Esse deverá ser o último ato de uma história que começou quando a Agência Reguladora de Medicamentos da Europa (Emea) pediu à Abbott – fabricante da sibutramina – um estudo para avaliar a segurança de seu medicamento em pacientes com problemas cardiovasculares. Esse pedido não era infundado; alguns relatos de casos de pacientes em uso de sibutramina levantaram a suspeita da Emea de que alguma coisa não estava certa. Dito e feito, analisando os dados do estudo SCOUT (Sibutramine Cardiovascular Outcome Trial) a agência detectou um importante aumento do risco de infarto e derrame em pacientes que tinham doença cardiovascular antes de iniciar o uso de sibutramina. O baque desse resultado levou a Anvisa a aumentar as restrições a prescrição da sibutramina e a Abbott a aumentar a lista de contraindicações na bula do produto. Contudo, se pensarmos que a maioria dos pacientes obesos apresenta pelo menos um dos vários fatores de risco cardiovascular, a utilização da sibutramina ficaria restrita a pouquíssimos pacientes. Foi essa a razão, associada à baixa eficácia (o medicamento não foi efetivo em 70% dos pacientes), modesta perda de peso conseguida pelo produto e a tendência dos pacientes a voltar a engordar após a interrupção do uso, que levou a Emea a retirar a sibutramina do mercado europeu. Outros países como o Canadá, Estados Unidos e Austrália fizeram o mesmo e a própria Abbott decidiu suspender a produção e a comercialização do seu produto. Incrível mesmo é acreditar que depois de todos esses fatos, ainda encontremos resistência a sua proibição no Brasil.

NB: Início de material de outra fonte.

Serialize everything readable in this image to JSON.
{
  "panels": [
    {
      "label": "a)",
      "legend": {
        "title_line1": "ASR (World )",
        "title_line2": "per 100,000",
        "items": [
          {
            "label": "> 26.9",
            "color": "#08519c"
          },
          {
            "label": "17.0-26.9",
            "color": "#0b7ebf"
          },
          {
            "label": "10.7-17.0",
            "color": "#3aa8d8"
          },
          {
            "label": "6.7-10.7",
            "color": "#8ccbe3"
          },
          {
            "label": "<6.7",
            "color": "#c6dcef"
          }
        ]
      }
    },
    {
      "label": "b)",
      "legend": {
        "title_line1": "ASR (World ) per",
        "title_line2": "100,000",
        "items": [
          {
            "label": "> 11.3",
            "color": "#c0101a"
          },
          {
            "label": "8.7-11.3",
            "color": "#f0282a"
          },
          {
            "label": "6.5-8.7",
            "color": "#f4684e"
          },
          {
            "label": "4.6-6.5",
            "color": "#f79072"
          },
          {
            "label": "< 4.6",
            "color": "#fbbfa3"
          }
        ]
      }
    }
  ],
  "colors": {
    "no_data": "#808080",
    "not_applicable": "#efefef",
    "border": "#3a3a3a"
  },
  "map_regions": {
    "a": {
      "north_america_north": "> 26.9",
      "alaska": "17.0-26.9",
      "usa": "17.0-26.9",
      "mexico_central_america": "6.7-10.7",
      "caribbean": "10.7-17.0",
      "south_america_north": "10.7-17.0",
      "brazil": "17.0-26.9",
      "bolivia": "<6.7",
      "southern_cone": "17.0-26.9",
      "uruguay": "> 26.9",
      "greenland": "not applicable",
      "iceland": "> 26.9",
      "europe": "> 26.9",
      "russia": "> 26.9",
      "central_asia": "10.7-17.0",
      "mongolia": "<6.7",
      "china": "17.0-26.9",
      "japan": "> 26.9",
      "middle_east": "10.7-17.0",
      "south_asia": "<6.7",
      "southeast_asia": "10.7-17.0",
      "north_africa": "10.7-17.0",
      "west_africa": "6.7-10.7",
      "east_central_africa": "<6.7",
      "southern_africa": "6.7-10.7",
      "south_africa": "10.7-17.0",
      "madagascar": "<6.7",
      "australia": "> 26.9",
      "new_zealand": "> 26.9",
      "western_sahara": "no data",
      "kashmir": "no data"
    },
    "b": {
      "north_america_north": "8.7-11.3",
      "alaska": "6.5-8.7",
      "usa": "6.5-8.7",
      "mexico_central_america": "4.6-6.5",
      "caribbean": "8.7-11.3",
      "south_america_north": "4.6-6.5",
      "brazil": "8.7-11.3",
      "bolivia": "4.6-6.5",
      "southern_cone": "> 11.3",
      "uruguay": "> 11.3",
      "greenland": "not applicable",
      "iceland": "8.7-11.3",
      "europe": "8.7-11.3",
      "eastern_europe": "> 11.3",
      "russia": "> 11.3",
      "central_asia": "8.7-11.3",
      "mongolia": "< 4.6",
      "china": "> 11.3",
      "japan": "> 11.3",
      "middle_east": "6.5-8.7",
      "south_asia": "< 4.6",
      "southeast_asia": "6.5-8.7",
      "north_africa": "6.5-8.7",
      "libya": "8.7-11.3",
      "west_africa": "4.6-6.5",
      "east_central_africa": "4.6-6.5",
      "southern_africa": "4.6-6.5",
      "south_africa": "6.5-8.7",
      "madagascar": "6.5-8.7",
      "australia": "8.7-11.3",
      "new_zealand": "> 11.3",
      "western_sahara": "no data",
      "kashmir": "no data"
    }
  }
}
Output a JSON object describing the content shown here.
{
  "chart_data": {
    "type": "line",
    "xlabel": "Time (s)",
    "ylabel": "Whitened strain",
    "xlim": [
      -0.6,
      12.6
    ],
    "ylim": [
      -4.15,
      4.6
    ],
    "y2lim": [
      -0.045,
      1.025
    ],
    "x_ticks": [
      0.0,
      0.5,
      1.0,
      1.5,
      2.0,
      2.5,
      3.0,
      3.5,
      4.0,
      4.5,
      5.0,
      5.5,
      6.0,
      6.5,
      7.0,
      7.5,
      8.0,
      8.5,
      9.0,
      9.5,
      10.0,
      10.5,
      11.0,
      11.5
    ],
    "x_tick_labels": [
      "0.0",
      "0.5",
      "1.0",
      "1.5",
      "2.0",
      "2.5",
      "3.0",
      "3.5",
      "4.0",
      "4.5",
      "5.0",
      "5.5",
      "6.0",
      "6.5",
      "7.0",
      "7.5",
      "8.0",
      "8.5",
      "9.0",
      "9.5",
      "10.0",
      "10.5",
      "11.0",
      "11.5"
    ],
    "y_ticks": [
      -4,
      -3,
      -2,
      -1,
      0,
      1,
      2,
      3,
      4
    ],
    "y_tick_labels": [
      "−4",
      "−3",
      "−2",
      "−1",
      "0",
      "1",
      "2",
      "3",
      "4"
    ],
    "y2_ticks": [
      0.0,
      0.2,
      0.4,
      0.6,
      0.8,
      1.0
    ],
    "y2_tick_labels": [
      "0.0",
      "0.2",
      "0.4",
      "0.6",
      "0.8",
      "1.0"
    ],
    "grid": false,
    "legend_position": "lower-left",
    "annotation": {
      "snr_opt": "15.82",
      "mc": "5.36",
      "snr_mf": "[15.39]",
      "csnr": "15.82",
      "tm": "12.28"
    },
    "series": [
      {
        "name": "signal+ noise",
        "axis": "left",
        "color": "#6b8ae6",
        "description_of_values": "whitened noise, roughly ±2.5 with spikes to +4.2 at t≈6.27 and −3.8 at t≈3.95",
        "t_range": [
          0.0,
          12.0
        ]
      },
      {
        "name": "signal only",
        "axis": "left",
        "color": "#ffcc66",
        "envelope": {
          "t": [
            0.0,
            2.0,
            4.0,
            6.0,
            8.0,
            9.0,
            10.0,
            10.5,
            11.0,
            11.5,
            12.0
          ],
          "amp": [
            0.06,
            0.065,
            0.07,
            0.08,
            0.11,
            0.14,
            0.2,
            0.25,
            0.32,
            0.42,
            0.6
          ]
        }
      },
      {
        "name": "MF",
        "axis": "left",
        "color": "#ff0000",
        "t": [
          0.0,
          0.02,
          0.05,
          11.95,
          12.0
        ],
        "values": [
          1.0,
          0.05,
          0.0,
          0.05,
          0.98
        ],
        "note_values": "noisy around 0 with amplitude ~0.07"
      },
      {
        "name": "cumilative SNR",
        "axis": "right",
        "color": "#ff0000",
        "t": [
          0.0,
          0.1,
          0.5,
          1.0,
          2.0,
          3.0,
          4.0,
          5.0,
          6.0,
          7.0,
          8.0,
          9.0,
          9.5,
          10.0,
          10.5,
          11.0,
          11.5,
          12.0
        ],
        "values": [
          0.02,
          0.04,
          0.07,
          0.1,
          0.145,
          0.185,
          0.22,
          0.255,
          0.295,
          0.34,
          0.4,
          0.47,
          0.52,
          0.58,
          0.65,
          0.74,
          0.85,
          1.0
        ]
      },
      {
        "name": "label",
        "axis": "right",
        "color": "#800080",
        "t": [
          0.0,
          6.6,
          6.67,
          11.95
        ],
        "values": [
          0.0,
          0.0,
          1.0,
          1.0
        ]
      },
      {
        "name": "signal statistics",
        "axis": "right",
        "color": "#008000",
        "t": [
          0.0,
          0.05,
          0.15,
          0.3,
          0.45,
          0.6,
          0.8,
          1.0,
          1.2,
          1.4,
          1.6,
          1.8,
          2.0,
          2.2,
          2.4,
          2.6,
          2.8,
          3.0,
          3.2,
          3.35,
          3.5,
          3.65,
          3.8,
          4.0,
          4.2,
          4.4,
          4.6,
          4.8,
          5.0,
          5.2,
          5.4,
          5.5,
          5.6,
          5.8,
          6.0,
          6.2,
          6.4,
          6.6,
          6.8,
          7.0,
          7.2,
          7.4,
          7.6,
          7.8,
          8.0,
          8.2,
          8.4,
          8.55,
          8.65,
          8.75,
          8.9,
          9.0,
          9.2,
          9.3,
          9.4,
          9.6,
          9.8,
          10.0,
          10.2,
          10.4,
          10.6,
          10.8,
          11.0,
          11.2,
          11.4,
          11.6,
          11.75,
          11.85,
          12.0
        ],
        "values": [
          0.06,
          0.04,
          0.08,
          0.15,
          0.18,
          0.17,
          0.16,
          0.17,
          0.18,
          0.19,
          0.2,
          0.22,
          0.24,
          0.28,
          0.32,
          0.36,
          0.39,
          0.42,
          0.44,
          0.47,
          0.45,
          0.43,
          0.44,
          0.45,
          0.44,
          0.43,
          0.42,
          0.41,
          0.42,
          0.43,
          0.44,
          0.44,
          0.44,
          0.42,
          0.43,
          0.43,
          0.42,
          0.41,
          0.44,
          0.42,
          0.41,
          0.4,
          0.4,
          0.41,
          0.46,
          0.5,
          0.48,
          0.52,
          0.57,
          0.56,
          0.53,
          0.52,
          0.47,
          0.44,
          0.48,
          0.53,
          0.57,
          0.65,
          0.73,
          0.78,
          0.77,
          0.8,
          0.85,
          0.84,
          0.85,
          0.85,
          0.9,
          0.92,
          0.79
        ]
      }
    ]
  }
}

No que concerne aos anfetamínicos, o problema é ainda maior. O Brasil é um dos maiores consumidores de anfetamina do planeta e a maioria esmagadora dos seus usuários, muito provavelmente, não preenchem minimamente as indicações de uso preconizadas pela Organização Mundial de Saúde. Por estimularem o Sistema Nervoso Central, os anfetamínicos são frequentemente utilizados para uso recreacional ou para doping em esportes, conforme ressalta a nota técnica sobre a eficácia e segurança dos medicamentos inibidores de apetite lançado a poucos dias pela Anvisa. Voltando aos europeus, desde 1999 essas drogas não são utilizadas e as razões para a sua proibição são ainda mais robustas do que as da sibutramina, visto apresentarem graves efeitos adversos cardiopulmonares, além de terem real potencial para vício.

Está claro, portanto, que os riscos da utilização desses medicamentos superam os benefícios proferidos pelos seus defensores. É responsabilidade das agências reguladoras de medicamentos, no nosso caso a Anvisa, promover ações para eliminar, diminuir ou prevenir riscos à saúde e portanto, parecem acertadas as ações que estão sendo realizadas, mesmo que em desacordo com alguns endocrinologistas e pacientes.

Infelizmente, a retirada desses medicamentos diminuirá razoavelmente o arsenal terapêutico para obesidade, contudo acredito que esse movimento mundial possa trazer pelo menos dois pontos positivos: mobilizar a indústria farmacêutica para a pesquisa de outros fármacos mais eficazes e menos danosos para os nossos pacientes e, quem sabe, promover uma mudança na maneira de encarar o tratamento da obesidade investindo-se mais em educação em saúde – educação alimentar e a realização de atividade física – e em técnicas motivacionais para que consigamos fazer o paciente mudar e, principalmente manter, um estilo de vida mais saudável. Porque quando a cabeça muda, o corpo emagrece junto.

Marcelo del Olmo Sato, professor das disciplinas Terapêutica e Deontologia Médica da PUCPR, é médico e farmacêutico bioquímico.